Vancomycin is the most frequently implicated drug, being involved in 50% of cases. Other drugs including β-lactams, sulfonamides, angiotensin-converting enzyme inhibitors (ACEI), non-steroidal anti-inflammatory drugs (NSAIDs), phenytoin, furosemide, allopurinol, amiodarone and atorvastatin have also been described [1].
Rapid diagnosis is essential, as well as establishing an adequate causal relationship with the drug involved. Symptoms usually begin within the first month of treatment. Discontinuation of the culprit drug is mandatory. Dapsone, sulfonamides, colchicine, methotrexate, cyclosporine, topical and oral corticosteroids, or intravenous immunoglobulins (IVIG) have been described as therapy [1].
Our patient underwent piperacillin-tazobactam treatment for 11 days until symptoms appeared. In another case due to piperacillin-tazobactam described in the literature, symptoms began 3 days following the start of antibiotic treatment. Penicillins are the least frequent involved antibiotics [5]. In both cases, intertriginous areas were affected. Resolution in 1 week was achieved after discontinuing piperacillin-tazobactam and starting treatment.

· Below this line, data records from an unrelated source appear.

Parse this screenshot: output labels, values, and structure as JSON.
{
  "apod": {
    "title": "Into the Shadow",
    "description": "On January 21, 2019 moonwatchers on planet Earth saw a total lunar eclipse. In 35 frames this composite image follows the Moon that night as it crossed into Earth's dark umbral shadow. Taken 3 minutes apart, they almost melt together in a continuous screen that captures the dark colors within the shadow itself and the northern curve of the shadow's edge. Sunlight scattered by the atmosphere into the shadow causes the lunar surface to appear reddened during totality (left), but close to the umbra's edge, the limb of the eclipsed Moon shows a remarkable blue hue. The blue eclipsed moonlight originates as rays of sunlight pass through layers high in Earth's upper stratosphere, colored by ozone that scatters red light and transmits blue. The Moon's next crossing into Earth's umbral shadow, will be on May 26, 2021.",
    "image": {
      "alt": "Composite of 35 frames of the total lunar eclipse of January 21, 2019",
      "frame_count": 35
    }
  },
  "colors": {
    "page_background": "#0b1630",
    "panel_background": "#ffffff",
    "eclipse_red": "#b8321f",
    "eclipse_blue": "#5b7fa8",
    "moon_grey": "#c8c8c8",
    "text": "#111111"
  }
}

The most important thing in this pathology is obtaining a biopsy of the injured skin area (obtained from a perilesional skin area [4]) for staining with hematoxylin-eosin and immunofluorescence.
Early recognition and review of the drugs taken by the patient is important in order to obtain a sooner recovery since the pharmacological origin in adults is the most frequent.
To conclude, given the low frequency of this pathology in the general population, a suspected diagnosis is necessary, and for that, this clinical entity must be known.